Feedback on UFS2 tuning for large number of small files (~100m)
Arthur Chance
freebsd at qeng-ho.org
Wed Jun 8 14:16:08 UTC 2016
On 08/06/2016 11:53, Eduardo Morras via freebsd-questions wrote:
> On Wed, 8 Jun 2016 11:14:40 +0300
> Ciprian Dorin Craciun <ciprian.craciun at gmail.com> wrote:
>
>> Hello all! (Please keep me in CC as I'm not subscribed on the mailing
>> list. Should I perhaps post this to the `freebsd-fs` mailing list?)
>>
>>
>> I would like your feedback on tuning a UFS2 file-system for the
>> following use-case, which is very similar to a maildir mail server. I
>> tried to look for hints on the internet, but found nothing more
>> in-depth than enabling soft-updates, `noatime`, etc.
>>
>
> You can use tunefs to set:
>
> a) average file size and expected number of files per directory,
> b) check if your filesystem has any ACL flags on (NFS, POSIX, whatever) and disable them if you don't use ACLs,
> c) if filesystem is full or near full, system switch from faster writes to minimize fragmentation strategy (slower), force the fast access optimization.
>
> They requires a umount/mount only no reformating.
>
> Newfs can set those values at fs formatting/createing.
>
> There are some sysctl you can tweak, again without reformating:
>
> vfs.ufs.dirhash_maxmem: maximum allowed dirhash memory usage
Minor point: this looks like it's dependent on the memory size.
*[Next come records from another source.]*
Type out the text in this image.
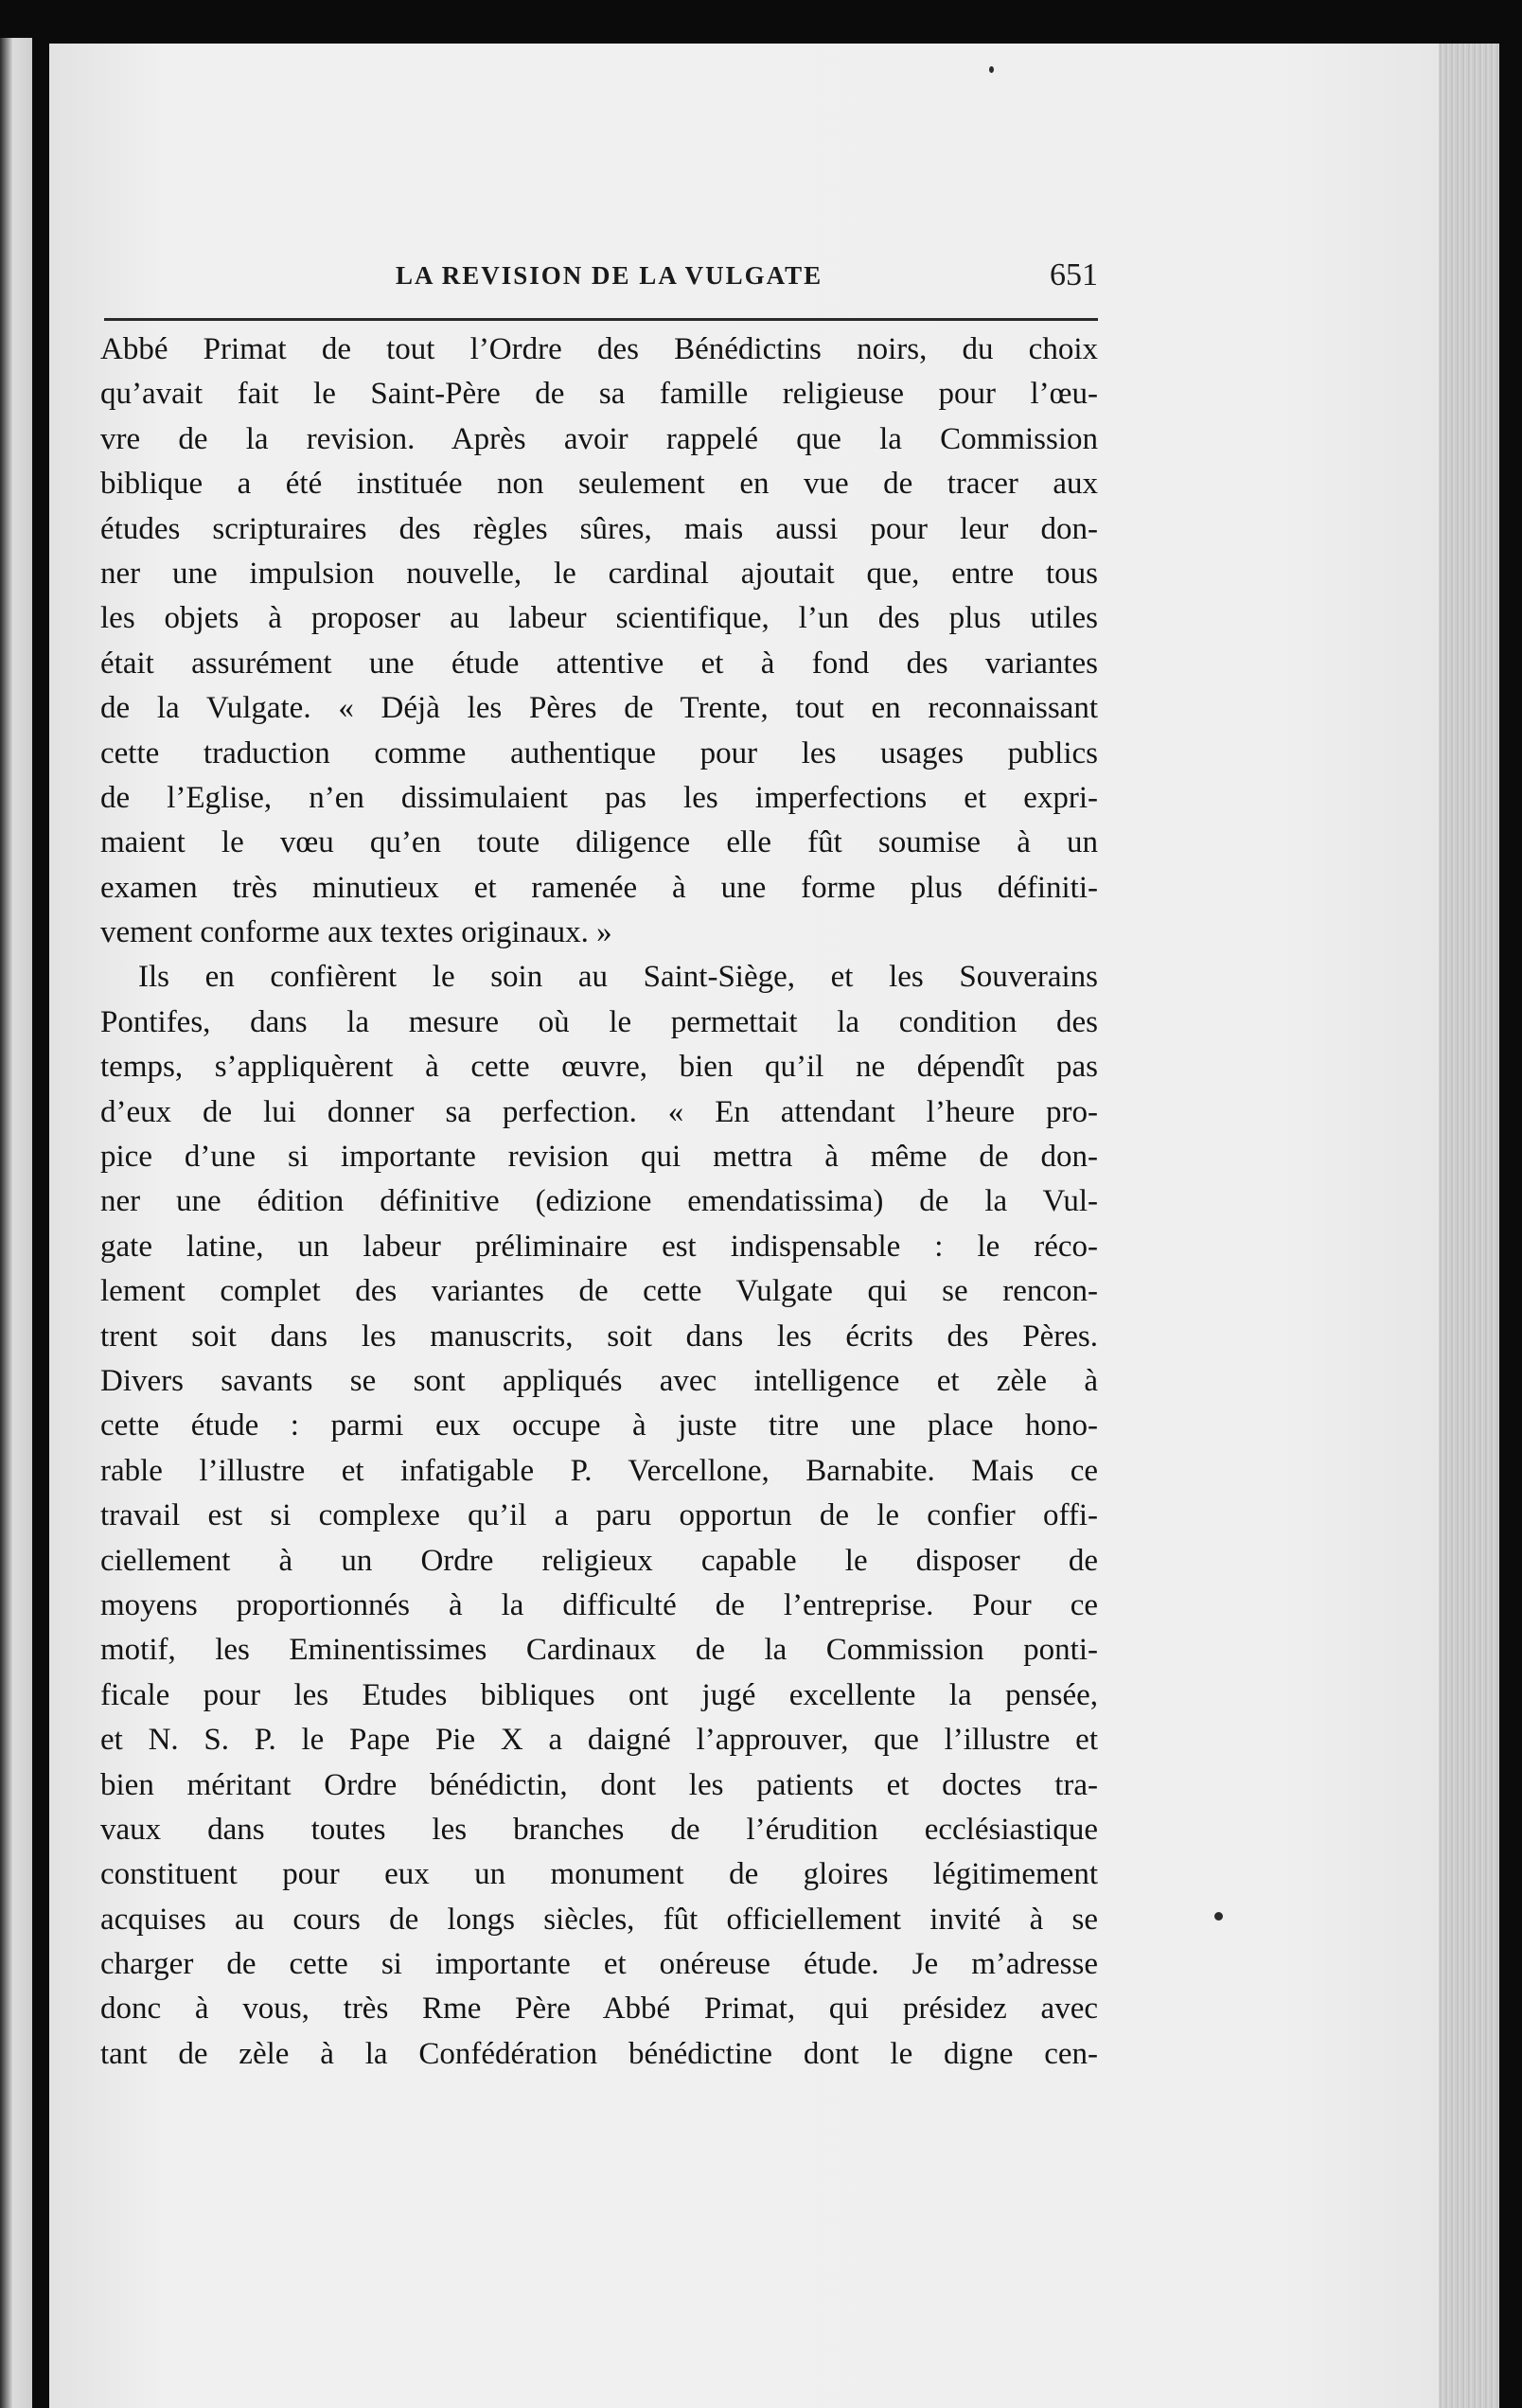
LA REVISION DE LA VULGATE	651
Abbé Primat de tout l’Ordre des Bénédictins noirs, du choix
qu’avait fait le Saint-Père de sa famille religieuse pour l’œu-
vre de la revision. Après avoir rappelé que la Commission
biblique a été instituée non seulement en vue de tracer aux
études scripturaires des règles sûres, mais aussi pour leur don-
ner une impulsion nouvelle, le cardinal ajoutait que, entre tous
les objets à proposer au labeur scientifique, l’un des plus utiles
était assurément une étude attentive et à fond des variantes
de la Vulgate. « Déjà les Pères de Trente, tout en reconnaissant
cette traduction comme authentique pour les usages publics
de l’Eglise, n’en dissimulaient pas les imperfections et expri-
maient le vœu qu’en toute diligence elle fût soumise à un
examen très minutieux et ramenée à une forme plus définiti-
vement conforme aux textes originaux. »
Ils en confièrent le soin au Saint-Siège, et les Souverains
Pontifes, dans la mesure où le permettait la condition des
temps, s’appliquèrent à cette œuvre, bien qu’il ne dépendît pas
d’eux de lui donner sa perfection. « En attendant l’heure pro-
pice d’une si importante revision qui mettra à même de don-
ner une édition définitive (edizione emendatissima) de la Vul-
gate latine, un labeur préliminaire est indispensable : le réco-
lement complet des variantes de cette Vulgate qui se rencon-
trent soit dans les manuscrits, soit dans les écrits des Pères.
Divers savants se sont appliqués avec intelligence et zèle à
cette étude : parmi eux occupe à juste titre une place hono-
rable l’illustre et infatigable P. Vercellone, Barnabite. Mais ce
travail est si complexe qu’il a paru opportun de le confier offi-
ciellement à un Ordre religieux capable le disposer de
moyens proportionnés à la difficulté de l’entreprise. Pour ce
motif, les Eminentissimes Cardinaux de la Commission ponti-
ficale pour les Etudes bibliques ont jugé excellente la pensée,
et N. S. P. le Pape Pie X a daigné l’approuver, que l’illustre et
bien méritant Ordre bénédictin, dont les patients et doctes tra-
vaux dans toutes les branches de l’érudition ecclésiastique
constituent pour eux un monument de gloires légitimement
acquises au cours de longs siècles, fût officiellement invité à se
charger de cette si importante et onéreuse étude. Je m’adresse
donc à vous, très Rme Père Abbé Primat, qui présidez avec
tant de zèle à la Confédération bénédictine dont le digne cen-
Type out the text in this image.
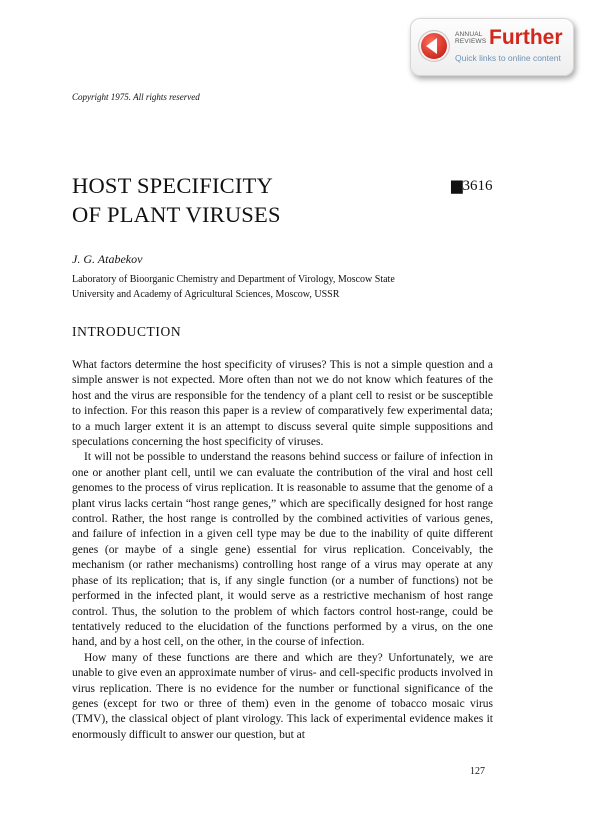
ANNUAL
REVIEWS Further
Quick links to online content
Copyright 1975. All rights reserved
HOST SPECIFICITY
OF PLANT VIRUSES
▆3616
J. G. Atabekov
Laboratory of Bioorganic Chemistry and Department of Virology, Moscow State
University and Academy of Agricultural Sciences, Moscow, USSR
INTRODUCTION

What factors determine the host specificity of viruses? This is not a simple question and a simple answer is not expected. More often than not we do not know which features of the host and the virus are responsible for the tendency of a plant cell to resist or be susceptible to infection. For this reason this paper is a review of comparatively few experimental data; to a much larger extent it is an attempt to discuss several quite simple suppositions and speculations concerning the host specificity of viruses.

It will not be possible to understand the reasons behind success or failure of infection in one or another plant cell, until we can evaluate the contribution of the viral and host cell genomes to the process of virus replication. It is reasonable to assume that the genome of a plant virus lacks certain “host range genes,” which are specifically designed for host range control. Rather, the host range is controlled by the combined activities of various genes, and failure of infection in a given cell type may be due to the inability of quite different genes (or maybe of a single gene) essential for virus replication. Conceivably, the mechanism (or rather mechanisms) controlling host range of a virus may operate at any phase of its replication; that is, if any single function (or a number of functions) not be performed in the infected plant, it would serve as a restrictive mechanism of host range control. Thus, the solution to the problem of which factors control host-range, could be tentatively reduced to the elucidation of the functions performed by a virus, on the one hand, and by a host cell, on the other, in the course of infection.

How many of these functions are there and which are they? Unfortunately, we are unable to give even an approximate number of virus- and cell-specific products involved in virus replication. There is no evidence for the number or functional significance of the genes (except for two or three of them) even in the genome of tobacco mosaic virus (TMV), the classical object of plant virology. This lack of experimental evidence makes it enormously difficult to answer our question, but at

127
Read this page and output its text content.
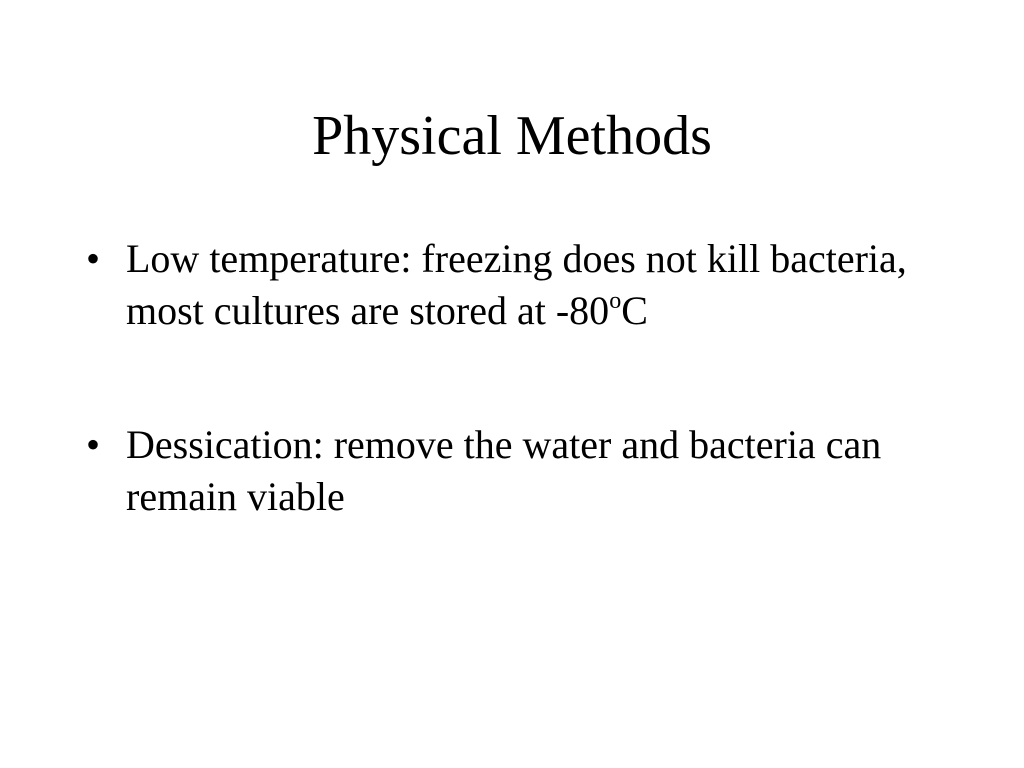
Physical Methods
• Low temperature: freezing does not kill bacteria, most cultures are stored at -80$^o$C
• Dessication: remove the water and bacteria can remain viable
On my
32GB machine it's 27.8 MB, on my 4GB machine it's 6.5 MB, and on a 2GB
machine it's 3.3 MB.
>
> Defaul value is 6MB. Check first dirhash usage with
>
> #sysctl vfs.ufs.dirhash_mem
>
> and if it's equal or close to maxmem, grow it (24MB or more, f.ex.)
>
> Tuning at ffs level are more tricky and risky, check sysctl vfs.ffs.*
--
Moore's Law of Mad Science: Every eighteen months, the minimum IQ
necessary to destroy the world drops by one point.